The play was originally written by Carlo Goldoni in 1746 and was revised a few years later into the version known today.
It includes many of the stock characters as well as the plot machinations popular at that time: a woman disguised as a man, a love triangle, and, of course, a clever and greedy servant.
Choosing this play was easy for Quinton.
“The commedia dell’arte was always my first love when I went to the University of Winnipeg. Professor Reg Skene had a troupe of players there. I’ve been wanting to do one of these plays for years. And a Harlequin — the genre’s classic clown — walked into my classroom this fall. He is a born clown. Wait till you see this kid! I’ve never worked with such a natural comic. In directing him, I just have to suggest something and he goes with it, and takes it to a new level of clowning.”

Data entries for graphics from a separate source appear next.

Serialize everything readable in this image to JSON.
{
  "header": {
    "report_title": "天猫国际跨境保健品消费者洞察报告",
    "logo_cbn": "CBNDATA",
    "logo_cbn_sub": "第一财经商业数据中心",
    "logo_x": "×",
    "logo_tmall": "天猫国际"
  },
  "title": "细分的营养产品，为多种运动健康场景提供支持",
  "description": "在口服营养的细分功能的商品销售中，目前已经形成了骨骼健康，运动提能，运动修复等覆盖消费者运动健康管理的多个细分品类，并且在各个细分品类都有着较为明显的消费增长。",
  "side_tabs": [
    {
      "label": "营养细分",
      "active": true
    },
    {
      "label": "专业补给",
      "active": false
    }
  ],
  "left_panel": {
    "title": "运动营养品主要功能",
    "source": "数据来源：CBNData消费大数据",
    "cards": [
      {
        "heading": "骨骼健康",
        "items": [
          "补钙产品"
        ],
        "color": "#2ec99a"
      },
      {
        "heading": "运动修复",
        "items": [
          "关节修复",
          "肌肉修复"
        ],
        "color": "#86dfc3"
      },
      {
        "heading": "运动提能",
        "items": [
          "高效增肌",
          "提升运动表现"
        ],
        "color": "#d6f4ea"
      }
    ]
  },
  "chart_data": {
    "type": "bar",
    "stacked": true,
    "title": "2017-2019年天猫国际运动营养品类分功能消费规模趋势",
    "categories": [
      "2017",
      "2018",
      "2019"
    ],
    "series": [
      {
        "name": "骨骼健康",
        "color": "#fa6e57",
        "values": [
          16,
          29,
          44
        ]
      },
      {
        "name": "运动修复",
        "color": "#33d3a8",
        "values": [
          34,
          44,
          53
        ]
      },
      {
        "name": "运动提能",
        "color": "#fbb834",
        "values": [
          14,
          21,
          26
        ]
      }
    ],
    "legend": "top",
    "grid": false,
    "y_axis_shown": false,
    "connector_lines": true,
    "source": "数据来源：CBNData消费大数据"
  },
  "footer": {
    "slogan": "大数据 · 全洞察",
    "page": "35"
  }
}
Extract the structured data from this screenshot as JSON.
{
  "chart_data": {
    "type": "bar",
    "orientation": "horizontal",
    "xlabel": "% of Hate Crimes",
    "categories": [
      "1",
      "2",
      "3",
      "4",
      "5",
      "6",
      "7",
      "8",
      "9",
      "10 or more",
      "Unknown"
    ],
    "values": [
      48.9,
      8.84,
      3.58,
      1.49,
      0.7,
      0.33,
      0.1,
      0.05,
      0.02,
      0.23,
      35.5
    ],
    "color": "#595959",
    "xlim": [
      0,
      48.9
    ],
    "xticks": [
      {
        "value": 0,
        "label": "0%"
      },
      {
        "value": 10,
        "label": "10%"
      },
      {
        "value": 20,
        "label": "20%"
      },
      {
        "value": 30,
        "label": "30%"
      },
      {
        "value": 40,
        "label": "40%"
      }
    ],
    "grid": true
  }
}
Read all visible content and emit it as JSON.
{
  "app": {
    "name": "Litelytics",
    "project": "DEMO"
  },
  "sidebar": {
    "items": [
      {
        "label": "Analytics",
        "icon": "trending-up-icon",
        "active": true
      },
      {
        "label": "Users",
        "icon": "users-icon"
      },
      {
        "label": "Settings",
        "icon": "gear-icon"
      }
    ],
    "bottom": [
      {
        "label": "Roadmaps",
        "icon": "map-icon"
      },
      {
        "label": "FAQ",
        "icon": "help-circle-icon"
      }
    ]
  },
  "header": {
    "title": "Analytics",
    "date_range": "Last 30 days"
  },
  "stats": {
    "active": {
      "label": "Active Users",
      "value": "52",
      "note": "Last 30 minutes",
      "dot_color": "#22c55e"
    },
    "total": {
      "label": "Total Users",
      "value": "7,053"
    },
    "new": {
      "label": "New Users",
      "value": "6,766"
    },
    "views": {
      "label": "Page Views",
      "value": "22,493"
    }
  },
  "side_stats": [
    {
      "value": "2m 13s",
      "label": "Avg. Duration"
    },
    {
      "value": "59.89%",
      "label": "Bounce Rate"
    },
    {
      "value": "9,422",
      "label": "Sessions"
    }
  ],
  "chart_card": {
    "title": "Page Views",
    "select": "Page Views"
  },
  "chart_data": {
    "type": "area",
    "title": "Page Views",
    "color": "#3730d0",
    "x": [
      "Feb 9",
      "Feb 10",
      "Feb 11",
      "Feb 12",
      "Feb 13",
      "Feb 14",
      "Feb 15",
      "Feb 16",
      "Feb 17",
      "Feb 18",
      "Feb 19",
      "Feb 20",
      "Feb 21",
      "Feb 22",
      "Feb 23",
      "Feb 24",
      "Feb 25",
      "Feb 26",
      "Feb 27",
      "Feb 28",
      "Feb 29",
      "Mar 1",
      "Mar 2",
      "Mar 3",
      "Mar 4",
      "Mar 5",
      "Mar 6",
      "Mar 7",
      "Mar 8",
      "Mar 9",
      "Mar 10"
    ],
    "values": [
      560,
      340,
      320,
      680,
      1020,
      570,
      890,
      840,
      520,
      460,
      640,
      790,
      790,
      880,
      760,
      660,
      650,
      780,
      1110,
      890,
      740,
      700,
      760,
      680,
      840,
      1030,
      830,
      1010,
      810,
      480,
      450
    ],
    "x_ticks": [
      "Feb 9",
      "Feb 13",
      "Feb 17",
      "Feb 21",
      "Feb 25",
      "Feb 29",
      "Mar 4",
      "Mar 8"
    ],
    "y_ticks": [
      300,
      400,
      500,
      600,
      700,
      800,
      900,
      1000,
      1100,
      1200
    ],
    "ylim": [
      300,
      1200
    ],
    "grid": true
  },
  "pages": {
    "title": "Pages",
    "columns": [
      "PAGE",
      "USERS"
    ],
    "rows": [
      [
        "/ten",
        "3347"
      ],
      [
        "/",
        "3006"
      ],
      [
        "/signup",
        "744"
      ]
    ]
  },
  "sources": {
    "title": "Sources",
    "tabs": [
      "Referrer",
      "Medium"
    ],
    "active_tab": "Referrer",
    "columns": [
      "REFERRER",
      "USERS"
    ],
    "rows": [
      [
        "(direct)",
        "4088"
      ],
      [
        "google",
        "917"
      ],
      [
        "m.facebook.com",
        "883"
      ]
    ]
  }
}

Sight gags and pratfalls are also part of the mix. This is in-your-face comedy. No super-sophisticated talking heads here.
“Oh yes, it’s perfect for adolescent actors. They get it,” Quinton said, adding that theatregoers are going to enjoy the liveliness of it all, too.
“And there’s always room for improvisation, which is exciting for an audience. When something happens, I’ve given the actors leave, as they did in the original commedia dell’ arte, to go ahead. It’s funny, though. Goldoni himself was actually sick of the commedia dell’arte actors of the 16th century. So when the 17th century came along, he started scripting plays. This is one of the first scripted commedia scenarios, outside of Shakespeare, of course. But, on the other hand, he makes Truffaldino — our Harlequin character — juggle food. The comic stage business is completely left up to the actor, which is great fun for the audience, who can see it created afresh every night. We have to choreograph the pratfalls and the slapstick, of course, and it is actually slapstick. He gets bonked over the head! There’s also sword play and disguises. It’s all stuff that came from what they did in theatre on the streets of Italy. The scene where he tries to serve two banquets at once is really like that. It’s literally a running gag because he’s running with meatballs and fricandeau and duck and desserts all going this and that way. The kids have had fun with it,” she said.
Michael Green, who is playing Truffaldino, is delighted with the opportunity. It’s not his first time onstage at Brentwood. He’s performed in The Addams Family this year and in The Boy Friend in 2015.
However, this play is something completely different.
“I’ve always been a sucker for comedy and it’s great to go back to the roots of it all.”
The students are enjoying rehearsing, he said.
“Sometimes we just have to stop rehearsal and get the giggles out. We’re just having so much fun.”
This isn’t just words, either, as Green gets to take part in some real physical comedy as well.
But what he loves most is the freedom.
“Miss Quinton has really given me opportunities. You can take this character and run with it, decide who the character is. It’s really refreshing. Being in The Addams Family I had to stick to what people expected, but in this, he’s more than just a stock character.”
Audiences are going to love all the characters in this show, he said.
Green is a Grade 11 student and is hoping to be in more Brentwood shows next year so fans can watch his talent unfold further.
Showtime is 7:30 p.m. nightly. Tickets are $10 per person. You can get them at the door.